Before joining the Navy we HAD to use the Indian clinics because my father (retired military) refused to enroll us in any medical plans for some odd reason. Years of terrible patient services and to this day my sister travels from Borger, Texas to Ada, Oklahoma for her doctor visits because of how broken the government healthcare system is. I’m glad she is able to get treatment somewhere but I don’t wish that health system on anyone.
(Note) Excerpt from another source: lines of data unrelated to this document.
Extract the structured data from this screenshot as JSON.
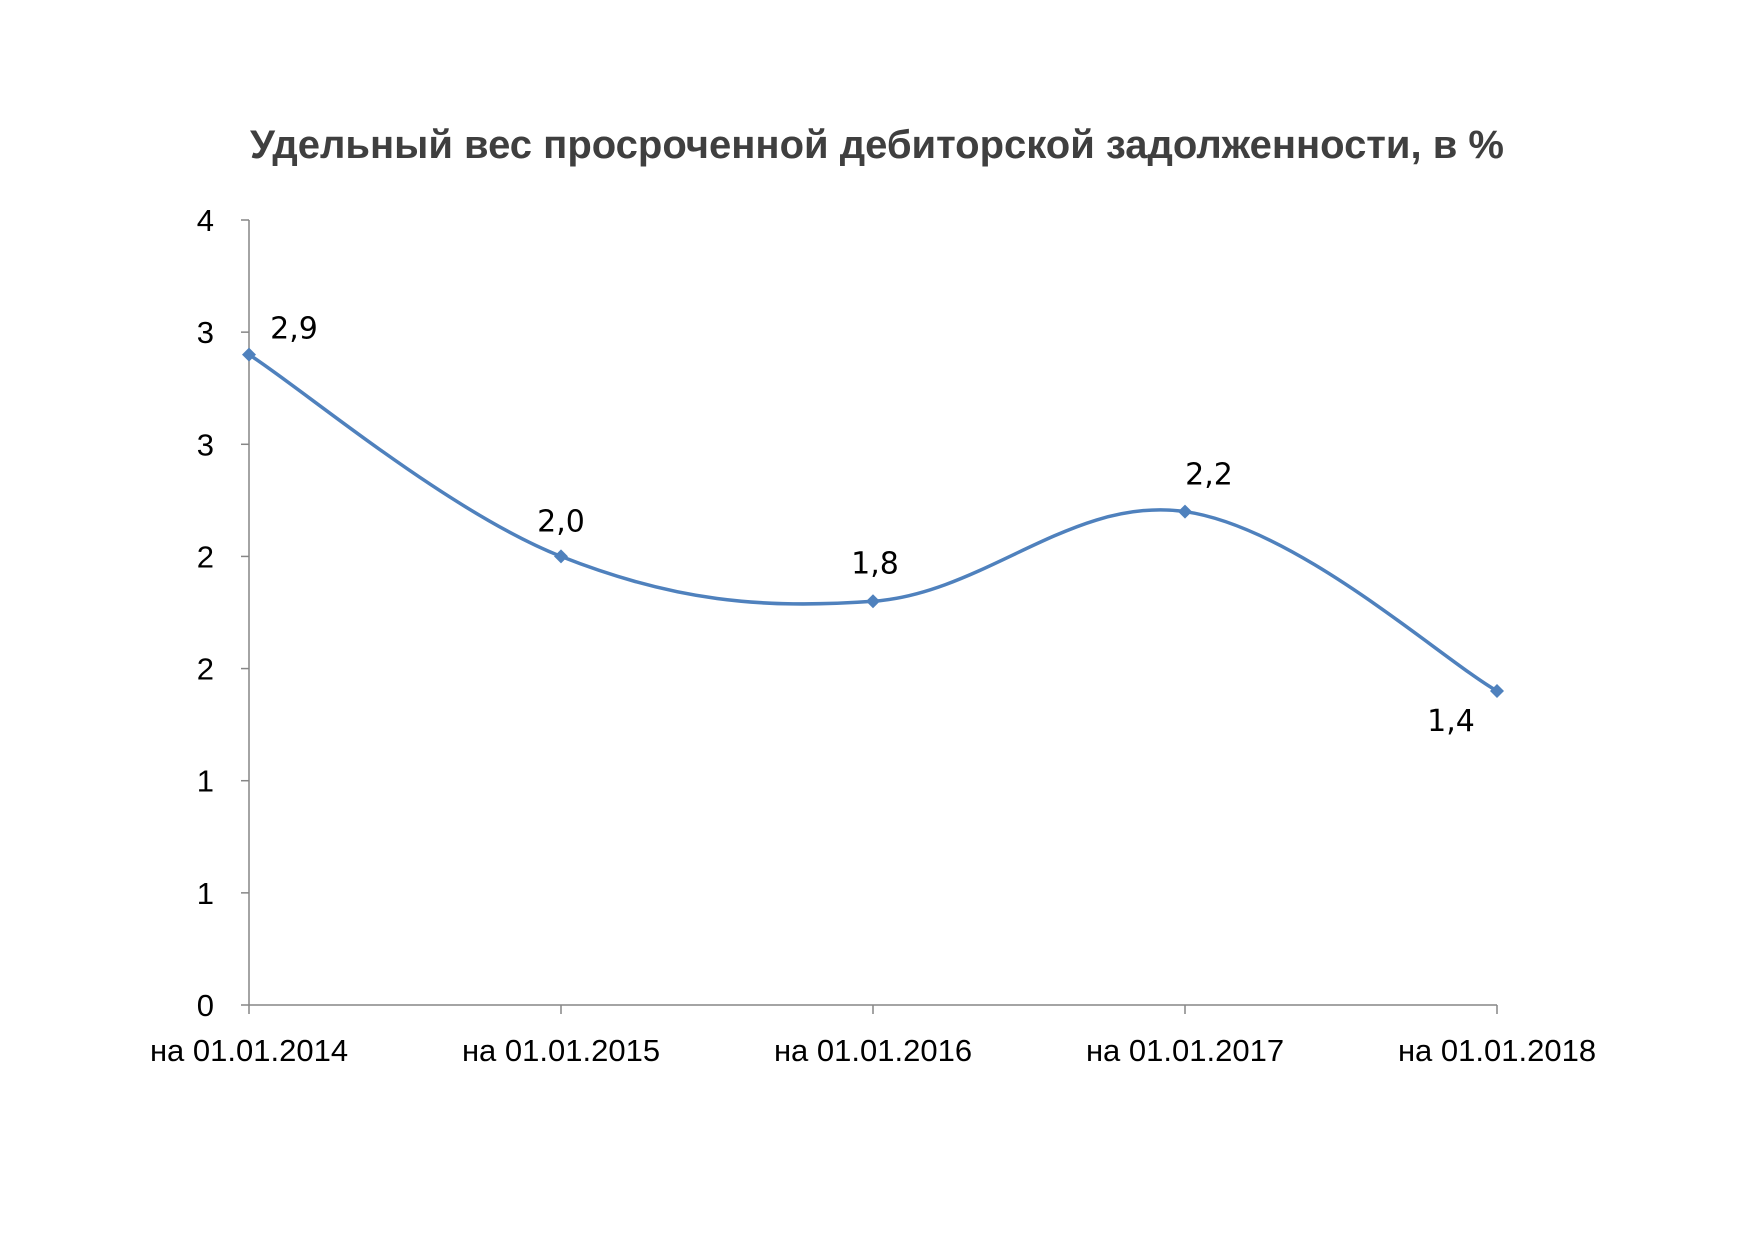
{
  "chart_data": {
    "type": "line",
    "title": "Удельный вес просроченной дебиторской задолженности, в %",
    "xlabel": "",
    "ylabel": "",
    "categories": [
      "на 01.01.2014",
      "на 01.01.2015",
      "на 01.01.2016",
      "на 01.01.2017",
      "на 01.01.2018"
    ],
    "series": [
      {
        "values": [
          2.9,
          2.0,
          1.8,
          2.2,
          1.4
        ],
        "labels": [
          "2,9",
          "2,0",
          "1,8",
          "2,2",
          "1,4"
        ],
        "color": "#4f81bd",
        "smooth": true,
        "marker": "diamond"
      }
    ],
    "y_ticks": [
      "0",
      "1",
      "1",
      "2",
      "2",
      "3",
      "3",
      "4"
    ],
    "ylim": [
      0,
      3.5
    ],
    "grid": false,
    "legend": "none"
  }
}
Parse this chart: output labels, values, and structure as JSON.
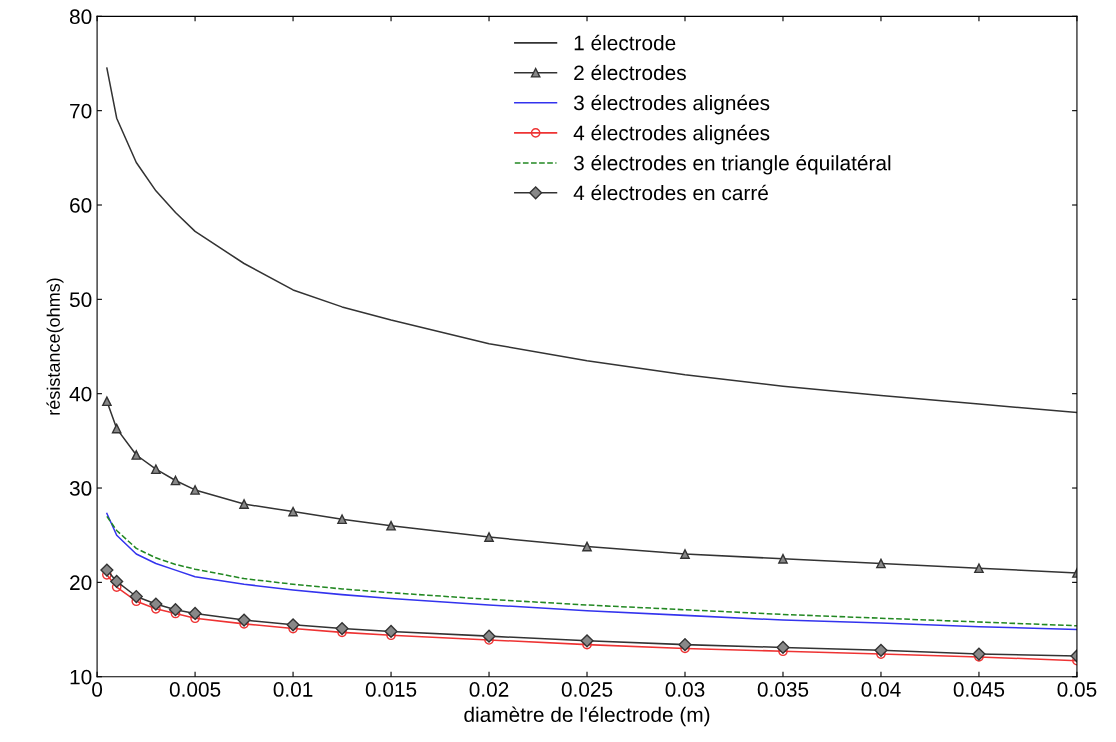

I’ve never had anyone actually take me up on visiting the BIA health system. But would really enjoy an outsider perspective on what they find.
I've never used BIA clinics, but when my youngest son was paralyzed in an accident the folks at Jim Thorpe Rehab center in OKC kept asking if we had any connection to an Oklahoma tribe.
Family rumors there was and my sister who did genealogy for many years, publishing two books about it could only find a link to the Delaware tribe which had most of their records burned in a courthouse fire so no bueno.
The reason they asked is that Oklahoma is considered a dead zone for those in my sons condition after they have been discharged from the hospital/rehab centers for care.
They told us that everything we would have needed for after care would have been supplied for free if there were any Native American connection. DNA won't help as one has to be associated with a particular tribe and have family on the rolls.
We just deal with it but there is a benefit available for those that do have ties for someone with a severe disability.